Différé spécifique (en jours) = montant des indemnités supra-légales ÷ 111,8

Le résultat, arrondi à l'entier inférieur, donne un nombre de jours calendaires. Et un plafond s'impose : 150 jours dans le cas général (rupture conventionnelle, PDV autonome) ; 75 jours lorsque la rupture résulte d'un licenciement pour motif économique, donc dans le cadre d'un PSE ou d'une RCC homologuée comme telle.

Pour notre cadre, la part supra-légale est l'écart entre l'indemnité totale (280 000 €) et l'indemnité légale (48 750 €), soit 231 250 €. Division par 111,8 = 2 068 jours. Le plafond ramène ce différé à 75 jours si le PDV s'inscrit dans une RCC ou un PSE, à 150 jours sinon.

S'agissant de la durée d'indemnisation senior, le règlement général de l'Unédic prévoit, pour les allocataires âgés d'au moins 55 ans à la fin du contrat de travail, une durée maximale de 22,5 mois (685 jours) pour les 55-56 ans et 27 mois (822 jours) à partir de 57 ans. À 58 ans révolus à la date de fin de contrat, notre cadre relève donc des 27 mois. À cette durée s'ajoute, sous conditions, le maintien des droits jusqu'à la liquidation à taux plein (art. L. 5421-4 du Code du travail), qui peut faire le pont jusqu'à la retraite si l'écart de durée n'excède pas le besoin.

Cas pratique chiffré

Reprenons le dossier complet.

Profil : cadre, 58 ans révolus, 25 ans d'ancienneté, salaire brut mensuel 6 500 € (78 000 € annuels), convention collective de cadres. Indemnité totale PDV proposée : 280 000 € dans le cadre d'une RCC.

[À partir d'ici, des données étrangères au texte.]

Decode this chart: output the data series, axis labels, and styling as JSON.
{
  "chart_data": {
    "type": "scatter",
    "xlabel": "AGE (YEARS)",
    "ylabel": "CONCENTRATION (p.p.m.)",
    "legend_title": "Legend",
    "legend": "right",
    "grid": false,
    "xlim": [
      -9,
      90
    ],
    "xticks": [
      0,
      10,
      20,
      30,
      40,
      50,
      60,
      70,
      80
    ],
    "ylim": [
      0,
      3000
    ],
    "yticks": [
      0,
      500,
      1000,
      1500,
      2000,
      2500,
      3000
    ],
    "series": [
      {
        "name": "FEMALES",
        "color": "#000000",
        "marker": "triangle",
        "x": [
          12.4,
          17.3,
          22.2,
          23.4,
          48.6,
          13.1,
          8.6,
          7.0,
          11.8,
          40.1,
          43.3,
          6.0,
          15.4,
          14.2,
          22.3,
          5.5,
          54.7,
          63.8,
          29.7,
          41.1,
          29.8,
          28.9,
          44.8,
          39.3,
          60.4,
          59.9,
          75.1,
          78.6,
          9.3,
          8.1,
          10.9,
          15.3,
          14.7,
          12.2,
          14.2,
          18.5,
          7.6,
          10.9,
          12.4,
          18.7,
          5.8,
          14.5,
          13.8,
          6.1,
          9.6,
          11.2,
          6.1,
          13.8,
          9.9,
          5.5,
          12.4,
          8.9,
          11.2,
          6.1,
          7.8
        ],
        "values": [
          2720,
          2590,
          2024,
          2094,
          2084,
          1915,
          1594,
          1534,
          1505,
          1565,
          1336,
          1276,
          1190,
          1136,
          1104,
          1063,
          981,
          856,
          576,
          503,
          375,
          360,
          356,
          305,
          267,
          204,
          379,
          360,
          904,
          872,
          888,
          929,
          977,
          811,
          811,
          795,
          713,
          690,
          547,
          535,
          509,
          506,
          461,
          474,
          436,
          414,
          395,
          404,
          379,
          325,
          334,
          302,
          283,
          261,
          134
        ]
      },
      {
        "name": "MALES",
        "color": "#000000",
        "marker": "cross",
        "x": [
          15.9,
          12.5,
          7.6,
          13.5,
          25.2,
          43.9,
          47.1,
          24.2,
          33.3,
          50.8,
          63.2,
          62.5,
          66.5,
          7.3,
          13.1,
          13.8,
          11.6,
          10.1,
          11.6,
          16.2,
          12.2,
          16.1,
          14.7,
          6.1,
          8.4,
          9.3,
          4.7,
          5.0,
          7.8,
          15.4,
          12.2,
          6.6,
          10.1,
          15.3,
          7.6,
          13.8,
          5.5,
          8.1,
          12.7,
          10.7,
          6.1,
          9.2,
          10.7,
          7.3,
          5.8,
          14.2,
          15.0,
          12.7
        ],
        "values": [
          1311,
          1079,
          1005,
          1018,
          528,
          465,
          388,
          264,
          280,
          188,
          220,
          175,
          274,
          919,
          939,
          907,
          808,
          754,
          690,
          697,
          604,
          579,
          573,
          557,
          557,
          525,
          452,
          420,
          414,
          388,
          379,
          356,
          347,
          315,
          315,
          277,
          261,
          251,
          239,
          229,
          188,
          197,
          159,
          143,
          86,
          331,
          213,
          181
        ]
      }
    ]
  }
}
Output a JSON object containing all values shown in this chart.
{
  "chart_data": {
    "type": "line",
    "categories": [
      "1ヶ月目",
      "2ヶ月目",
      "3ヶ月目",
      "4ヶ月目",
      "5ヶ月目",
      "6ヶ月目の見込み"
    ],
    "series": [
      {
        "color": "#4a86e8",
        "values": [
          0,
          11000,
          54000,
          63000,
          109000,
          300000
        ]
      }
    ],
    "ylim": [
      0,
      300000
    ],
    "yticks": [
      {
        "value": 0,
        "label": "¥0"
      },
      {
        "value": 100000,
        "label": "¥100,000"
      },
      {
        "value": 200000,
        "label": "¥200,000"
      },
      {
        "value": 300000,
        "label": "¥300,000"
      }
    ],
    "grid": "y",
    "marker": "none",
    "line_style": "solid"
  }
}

Décomposition de l'indemnité

ComposanteMontant
Indemnité légale (R. 1234-2 CT)48 750 €
Indemnité conventionnelle (estimation × 1,5)73 125 €
Supra-conventionnelle (négociée)158 125 €
Total brut280 000 €

Imposition à l'impôt sur le revenu

Plafond le plus favorable parmi les trois : 2 × rémunération brute annuelle N-1 = 156 000 €. Plafond absolu 6 PASS 2026 = 288 360 €, donc non limitant. Fraction imposable : 280 000 - 156 000 = 124 000 € (déclarables avec demande expresse du système du quotient, art. 163-0 A CGI).

Cotisations sociales et CSG-CRDS

ÉlémentAssietteTauxMontant
CSG-CRDS sur supra-légal231 250 €9,7 %22 431 €
Cotisations salariales (au-delà de 2 PASS)280 000 - 96 120 = 183 880 €≈ 22 %≈ 40 454 €
Total prélèvements sociaux salariés≈ 62 885 €

Sur la fraction imposable de 124 000 € (avec quotient et un foyer fiscal de référence raisonnable autour de la tranche à 30 %), l'IR atteindra autour de 30 000 à 35 000 €, à affiner selon la composition exacte du foyer et les autres revenus.

Net en poche, ordre de grandeur

280 000 - 62 885 (cotisations + CSG-CRDS) - 32 000 (IR estimé avec quotient) ≈ 185 000 € nets, contre les 280 000 € affichés dans l'accord. L'écart, 95 000 € environ, traduit le coût fiscal et social d'une indemnité positionnée bien au-dessus des deux PASS et largement au-dessus de deux ans de rémunération.

Différé ARE

Indemnité supra-légale = 280 000 - 48 750 = 231 250 €. 231 250 ÷ 111,8 = 2 068 jours, ramenés à 75 jours (PDV inscrit dans une RCC, plafond économique). À ajouter : 7 jours de délai d'attente + différé congés payés (variable). Premier euro d'ARE : entre 2,5 et 3,5 mois après la fin du contrat.

Durée d'indemnisation

55+ ans, filière senior : 822 jours d'ARE théorique, soit 27 mois. À 58 ans, le pont jusqu'à 60 ans 9 mois est techniquement bouclé. Si le taux plein n'est pas atteint à l'extinction des droits, le maintien jusqu'à la liquidation à taux plein peut prendre le relais sous conditions d'âge et d'affiliation.